En diciembre de 1997, Tim Berners-Lee, inventor de la web, declara a Pierre Ruetschi, periodista de La Tribune de Genève, un diario suizo: "¿Por qué las personas de habla francesa no ponen más información en la web? ¿Acaso piensan que nadie quiere consultarla en línea, que su cultura no tiene nada que ofrecer? Es una locura: por supuesto que la oferta es inmensa." Este reto se lleva a cabo en los años siguientes.

Profesor en tecnologías de la comunicación en la Webster University de Ginebra (Suiza), Henk Slettenhaar insiste en la necesidad de sitios web bilingües, en su idioma original y en inglés. Escribe en diciembre de 1998: "Las comunidades locales presentes en la web deberían utilizar antes de todo su propio idioma para difundir información. Si desean presentar esta información a la comunidad mundial, esta información deberá ser disponible también en inglés. Pienso que los sitios web bilingües son verdaderamente necesarios. (…) Pero estoy encantado de que ahora existan tantos documentos disponibles en su lengua original. Prefiero – y con mucho – leer el original con cierta dificultad antes que una traducción mediocre."

Henk añade en agosto de 1999: "A mi parecer, existen dos tipos de búsquedas en la web. En el primer caso, se trata de una búsqueda global en el campo de los negocios y de la información. Para llevarla a cabo, el idioma es primero el inglés, con versiones locales si es necesario. El segundo tipo de búsqueda concierne información local de toda clase en los lugares más remotos.
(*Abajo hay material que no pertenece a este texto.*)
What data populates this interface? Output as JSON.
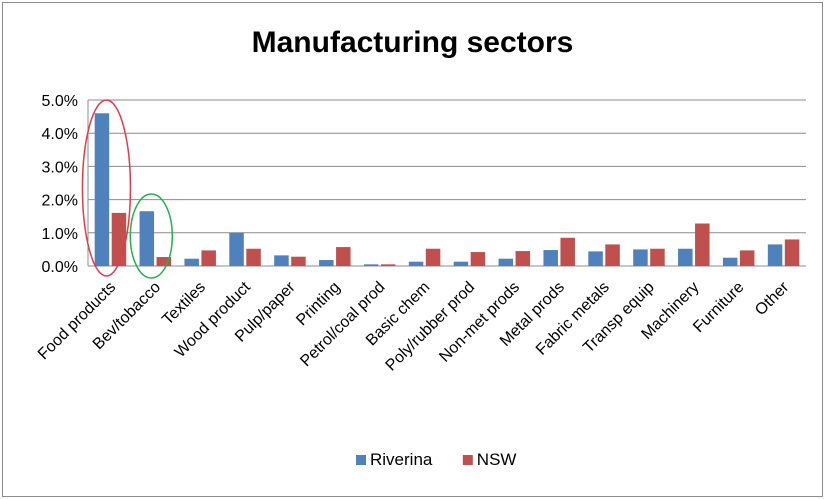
{
  "chart_data": {
    "type": "bar",
    "title": "Manufacturing sectors",
    "xlabel": "",
    "ylabel": "",
    "ylim": [
      0,
      5.0
    ],
    "yticks": [
      "0.0%",
      "1.0%",
      "2.0%",
      "3.0%",
      "4.0%",
      "5.0%"
    ],
    "categories": [
      "Food products",
      "Bev/tobacco",
      "Textiles",
      "Wood product",
      "Pulp/paper",
      "Printing",
      "Petrol/coal prod",
      "Basic chem",
      "Poly/rubber prod",
      "Non-met prods",
      "Metal prods",
      "Fabric metals",
      "Transp equip",
      "Machinery",
      "Furniture",
      "Other"
    ],
    "series": [
      {
        "name": "Riverina",
        "color": "#4f81bd",
        "values": [
          4.6,
          1.65,
          0.22,
          1.0,
          0.32,
          0.18,
          0.05,
          0.13,
          0.13,
          0.22,
          0.48,
          0.44,
          0.5,
          0.52,
          0.25,
          0.65
        ]
      },
      {
        "name": "NSW",
        "color": "#c0504d",
        "values": [
          1.6,
          0.27,
          0.47,
          0.52,
          0.28,
          0.57,
          0.05,
          0.52,
          0.42,
          0.45,
          0.85,
          0.65,
          0.52,
          1.28,
          0.47,
          0.8
        ]
      }
    ],
    "grid": true,
    "legend": "bottom",
    "annotations": [
      {
        "shape": "ellipse",
        "color": "#e8394a",
        "around": "Food products"
      },
      {
        "shape": "ellipse",
        "color": "#22b14c",
        "around": "Bev/tobacco"
      }
    ]
  }
}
Si la información se dirige a una etnia o a un grupo lingüístico, debe aparecer primero en el idioma de dicha etnia o de dicho grupo, con quizás un resumen en inglés."
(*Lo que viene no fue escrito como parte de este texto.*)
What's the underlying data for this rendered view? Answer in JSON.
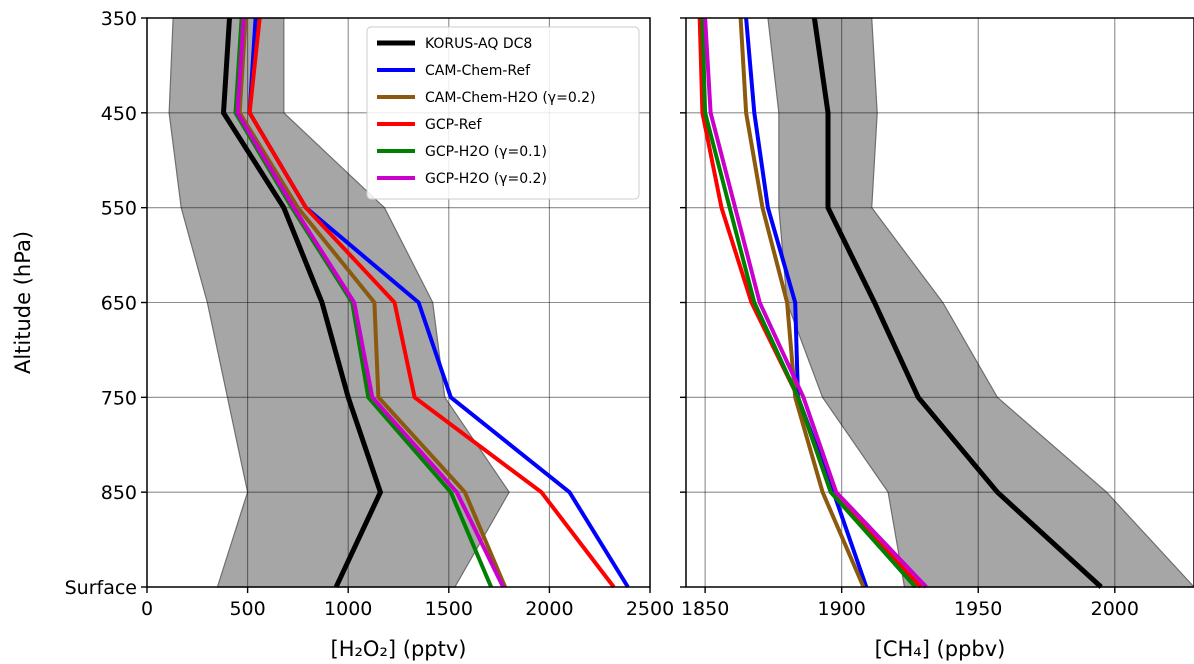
{
  "chart_data": [
    {
      "type": "line",
      "xlabel": "[H₂O₂] (pptv)",
      "ylabel": "Altitude (hPa)",
      "xlim": [
        0,
        2500
      ],
      "xticks": [
        "0",
        "500",
        "1000",
        "1500",
        "2000",
        "2500"
      ],
      "y_categories": [
        "Surface",
        "850",
        "750",
        "650",
        "550",
        "450",
        "350"
      ],
      "grid": true,
      "legend_position": "upper-center",
      "shade": {
        "min": [
          350,
          500,
          400,
          300,
          170,
          110,
          130
        ],
        "max": [
          1530,
          1800,
          1480,
          1420,
          1180,
          680,
          680
        ]
      },
      "series": [
        {
          "name": "KORUS-AQ DC8",
          "color": "#000000",
          "values": [
            940,
            1160,
            1000,
            870,
            680,
            380,
            410
          ]
        },
        {
          "name": "CAM-Chem-Ref",
          "color": "#0000ff",
          "values": [
            2390,
            2100,
            1510,
            1350,
            790,
            510,
            540
          ]
        },
        {
          "name": "CAM-Chem-H2O (γ=0.2)",
          "color": "#8b5a0f",
          "values": [
            1780,
            1580,
            1150,
            1130,
            750,
            460,
            490
          ]
        },
        {
          "name": "GCP-Ref",
          "color": "#ff0000",
          "values": [
            2320,
            1960,
            1330,
            1230,
            790,
            510,
            560
          ]
        },
        {
          "name": "GCP-H2O (γ=0.1)",
          "color": "#008000",
          "values": [
            1710,
            1510,
            1100,
            1020,
            720,
            440,
            470
          ]
        },
        {
          "name": "GCP-H2O (γ=0.2)",
          "color": "#cc00cc",
          "values": [
            1770,
            1540,
            1120,
            1030,
            730,
            450,
            480
          ]
        }
      ]
    },
    {
      "type": "line",
      "xlabel": "[CH₄] (ppbv)",
      "xlim": [
        1843,
        2029
      ],
      "xticks": [
        "1850",
        "1900",
        "1950",
        "2000"
      ],
      "y_categories": [
        "Surface",
        "850",
        "750",
        "650",
        "550",
        "450",
        "350"
      ],
      "grid": true,
      "shade": {
        "min": [
          1923,
          1917,
          1893,
          1880,
          1877,
          1877,
          1873
        ],
        "max": [
          2029,
          1997,
          1957,
          1937,
          1911,
          1913,
          1911
        ]
      },
      "series": [
        {
          "name": "KORUS-AQ DC8",
          "color": "#000000",
          "values": [
            1995,
            1957,
            1928,
            1912,
            1895,
            1895,
            1890
          ]
        },
        {
          "name": "CAM-Chem-Ref",
          "color": "#0000ff",
          "values": [
            1909,
            1897,
            1884,
            1883,
            1873,
            1868,
            1865
          ]
        },
        {
          "name": "CAM-Chem-H2O (γ=0.2)",
          "color": "#8b5a0f",
          "values": [
            1908,
            1893,
            1883,
            1880,
            1871,
            1865,
            1863
          ]
        },
        {
          "name": "GCP-Ref",
          "color": "#ff0000",
          "values": [
            1929,
            1896,
            1884,
            1867,
            1856,
            1849,
            1848
          ]
        },
        {
          "name": "GCP-H2O (γ=0.1)",
          "color": "#008000",
          "values": [
            1927,
            1896,
            1884,
            1868,
            1859,
            1850,
            1849
          ]
        },
        {
          "name": "GCP-H2O (γ=0.2)",
          "color": "#cc00cc",
          "values": [
            1931,
            1898,
            1886,
            1870,
            1861,
            1852,
            1850
          ]
        }
      ]
    }
  ]
}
Alain Bron, consultor en sistemas de información y escritor, explica en noviembre de 1999: "Se seguirán usando lenguas diferentes, y eso por mucho tiempo, tanto mejor para el derecho a la diferencia. El riesgo es por supuesto la invasión de una lengua en perjuicio de otras, y por lo tanto la nivelación cultural en detrimento de las otras. Pienso que poco a poco van a crearse servicios en línea para paliar esta dificultad. Al principio, algunos traductores podrán traducir y comentar textos a petición de los usuarios, y sobre todo los sitios más frecuentados invertirán en versiones en lenguas diversas, como lo hace la industria audiovisual."
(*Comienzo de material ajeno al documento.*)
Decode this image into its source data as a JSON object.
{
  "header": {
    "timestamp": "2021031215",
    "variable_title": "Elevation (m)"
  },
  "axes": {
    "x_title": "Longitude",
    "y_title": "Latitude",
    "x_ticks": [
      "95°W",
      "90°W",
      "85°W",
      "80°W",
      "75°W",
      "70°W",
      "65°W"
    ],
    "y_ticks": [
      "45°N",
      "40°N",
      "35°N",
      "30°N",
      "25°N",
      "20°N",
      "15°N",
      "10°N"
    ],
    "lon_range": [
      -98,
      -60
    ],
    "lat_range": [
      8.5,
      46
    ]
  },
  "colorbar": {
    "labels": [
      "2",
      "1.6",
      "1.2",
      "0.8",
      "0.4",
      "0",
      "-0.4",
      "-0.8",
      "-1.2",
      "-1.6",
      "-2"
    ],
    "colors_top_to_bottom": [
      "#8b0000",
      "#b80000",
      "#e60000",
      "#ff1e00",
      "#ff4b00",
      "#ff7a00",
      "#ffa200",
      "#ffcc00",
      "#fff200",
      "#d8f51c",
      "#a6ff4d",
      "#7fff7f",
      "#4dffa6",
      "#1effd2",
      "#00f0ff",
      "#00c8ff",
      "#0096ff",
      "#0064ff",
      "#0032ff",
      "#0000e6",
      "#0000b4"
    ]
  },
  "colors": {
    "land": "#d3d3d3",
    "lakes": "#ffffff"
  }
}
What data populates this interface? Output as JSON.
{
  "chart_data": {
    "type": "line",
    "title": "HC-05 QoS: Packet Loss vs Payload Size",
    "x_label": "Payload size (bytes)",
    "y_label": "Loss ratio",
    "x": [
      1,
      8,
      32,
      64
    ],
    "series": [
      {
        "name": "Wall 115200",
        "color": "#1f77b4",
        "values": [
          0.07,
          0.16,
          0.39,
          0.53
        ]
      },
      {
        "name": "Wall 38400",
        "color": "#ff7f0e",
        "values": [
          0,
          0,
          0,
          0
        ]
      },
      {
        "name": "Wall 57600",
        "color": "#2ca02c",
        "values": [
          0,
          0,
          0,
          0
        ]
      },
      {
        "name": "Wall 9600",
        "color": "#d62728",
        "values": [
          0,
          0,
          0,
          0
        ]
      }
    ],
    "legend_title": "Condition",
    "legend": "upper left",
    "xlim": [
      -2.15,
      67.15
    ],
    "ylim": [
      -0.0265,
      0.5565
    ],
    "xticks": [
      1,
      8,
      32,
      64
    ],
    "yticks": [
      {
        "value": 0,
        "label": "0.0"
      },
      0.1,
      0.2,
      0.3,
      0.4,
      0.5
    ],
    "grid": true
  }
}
Philippe Loubière, traductor literario francés, denuncia por su parte la preponderancia del inglés que se ha apoderado de la red. Explica en marzo de 2001: "Todo lo que puede contribuir a la diversidad lingüística, tanto en la web como en otros ámbitos, es indispensable para la supervivencia de la libertad de pensamiento. No exagero en absoluto: el hombre moderno se juega en ello la supervivencia. Ahora bien, yo soy muy pesimista respecto a esta evolución. Los anglosajones suelen escribir a todo el mundo en inglés sin ningún escrúpulo. La inmensa mayoría de los franceses comprueba con una indiferencia total cómo el inglés macarrónico de los comerciales y de los publicistas va sustituyendo poco a poco su propio idioma, y el resto del mundo ha dado por perfectamente admitida la hegemonía lingüística de los anglosajones porque no tiene más perspectivas sino servir a esos ricos y poderosos dueños. La única solución consistiría en recurrir a legislaciones internacionales lo suficientemente restrictivas como para obligar a los gobiernos nacionales a respetar y a hacer respetar la lengua nacional en sus propios países (el francés en Francia, el rumano en Rumanía, etc.), y eso en todos los campos, y no sólo en internet. Pero no hay que hacerse ilusiones…"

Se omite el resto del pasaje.